Professionals Rotorua McDowell Real Estate principal Steve Lovegrove said since the Bay left lockdown he had seen "significant" inquiries from people looking to leave Auckland.
"I suspect Aucklanders are looking for locations within driving distance of Auckland, far enough they don't get locked in and close enough they can go back if they need to."
But Lovegrove said stock levels were "critically low" with new listings coming in "dribs and drabs".
"We need a building boom to really house the people who need to be housed to soften the extravagant price increases that have happened in the last few months."
First National principal and Rotorua REINZ spokeswoman Ann Crossley said inquiries were coming from Auckland before lockdown.
"I would think there would be a bit of a surge once they can come out," she said.
Crossley said a spring lift was coming but there was a "serious supply issue".
The latest OneRoof/Valocity figures showed Tauranga's average property value hit $1.115 million last month, up 33 per cent or nearly $300,000 in the last 12 months.
OneRoof editor Owen Vaughan said there had been 54 per cent in appraisal requests in the Bay of Plenty in the two weeks before lockdown.
"That is fairly high compared to the rest of the country.
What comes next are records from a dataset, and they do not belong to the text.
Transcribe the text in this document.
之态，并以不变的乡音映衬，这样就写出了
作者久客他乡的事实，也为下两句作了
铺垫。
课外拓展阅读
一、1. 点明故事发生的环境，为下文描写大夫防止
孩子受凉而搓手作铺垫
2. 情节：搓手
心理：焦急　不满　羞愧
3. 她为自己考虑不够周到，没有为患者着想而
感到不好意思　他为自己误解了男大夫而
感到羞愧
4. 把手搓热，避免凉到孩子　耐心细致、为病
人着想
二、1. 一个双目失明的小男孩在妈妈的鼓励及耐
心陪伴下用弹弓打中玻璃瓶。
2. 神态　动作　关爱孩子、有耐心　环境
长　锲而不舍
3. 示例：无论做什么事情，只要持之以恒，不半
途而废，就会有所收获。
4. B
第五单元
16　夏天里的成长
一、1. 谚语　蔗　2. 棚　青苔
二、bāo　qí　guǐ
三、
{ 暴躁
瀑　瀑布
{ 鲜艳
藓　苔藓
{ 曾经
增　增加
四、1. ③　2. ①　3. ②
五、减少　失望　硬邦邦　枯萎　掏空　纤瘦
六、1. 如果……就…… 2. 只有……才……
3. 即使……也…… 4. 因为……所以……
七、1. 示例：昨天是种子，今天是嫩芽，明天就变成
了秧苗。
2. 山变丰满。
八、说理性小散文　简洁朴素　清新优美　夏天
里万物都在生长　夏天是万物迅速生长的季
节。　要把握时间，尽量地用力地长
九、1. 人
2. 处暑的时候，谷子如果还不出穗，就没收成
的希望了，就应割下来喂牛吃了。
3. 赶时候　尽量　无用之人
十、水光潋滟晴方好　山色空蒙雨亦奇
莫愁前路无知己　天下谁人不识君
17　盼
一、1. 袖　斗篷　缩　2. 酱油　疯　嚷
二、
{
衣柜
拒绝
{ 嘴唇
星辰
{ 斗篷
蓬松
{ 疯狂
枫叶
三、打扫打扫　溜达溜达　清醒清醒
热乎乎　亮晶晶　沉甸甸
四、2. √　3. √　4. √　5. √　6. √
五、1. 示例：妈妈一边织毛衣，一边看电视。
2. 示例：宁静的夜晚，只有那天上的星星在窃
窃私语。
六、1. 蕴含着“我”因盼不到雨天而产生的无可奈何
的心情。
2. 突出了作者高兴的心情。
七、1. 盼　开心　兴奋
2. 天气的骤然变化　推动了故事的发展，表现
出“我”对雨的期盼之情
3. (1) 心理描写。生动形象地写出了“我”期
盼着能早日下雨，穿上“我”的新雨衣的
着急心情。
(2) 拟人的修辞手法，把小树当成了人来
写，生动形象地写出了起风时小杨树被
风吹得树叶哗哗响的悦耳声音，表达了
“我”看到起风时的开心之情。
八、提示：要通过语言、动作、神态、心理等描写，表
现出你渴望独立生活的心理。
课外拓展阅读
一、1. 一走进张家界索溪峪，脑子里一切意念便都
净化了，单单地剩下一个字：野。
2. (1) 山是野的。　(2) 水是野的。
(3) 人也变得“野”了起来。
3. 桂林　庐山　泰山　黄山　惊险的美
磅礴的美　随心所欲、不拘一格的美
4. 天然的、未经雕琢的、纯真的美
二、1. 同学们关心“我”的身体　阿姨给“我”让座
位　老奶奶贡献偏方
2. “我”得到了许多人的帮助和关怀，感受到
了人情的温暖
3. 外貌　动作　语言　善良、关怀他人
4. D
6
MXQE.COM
"A flood of cashed-up Aucklanders to the Bay isn't exactly great news for locals in the market and will probably exacerbate an already tight market."
But he said there would have to be a significant number of outsider buyers to put pressure on the market.
REINZ regional director Neville Falconer said the Bay of Plenty had the lowest number of sales for an August since 2011.
"First home buyers are having difficulty finding properties within their price range with
63.4 per cent of properties being sold over the $750,000 price point.
"Investor numbers declined, which is likely due to the legislation changes earlier in the year ... and likely rises in the OCR."
Three Tauranga recruiters spoken to by the Bay of Plenty Times had not seen a significant increase in Aucklanders interested in Tauranga jobs.
Nigel Tutt, chief executive of economic development agency Priority One, said inquiries from Aucklanders looking for work in Tauranga were usually high.
Normally, roughly a quarter of the roughly 6000 new people arriving in Tauranga each year were from Auckland, he said, but with less international migration during the pandemic Aucklanders were accounting for about a third of arrivals.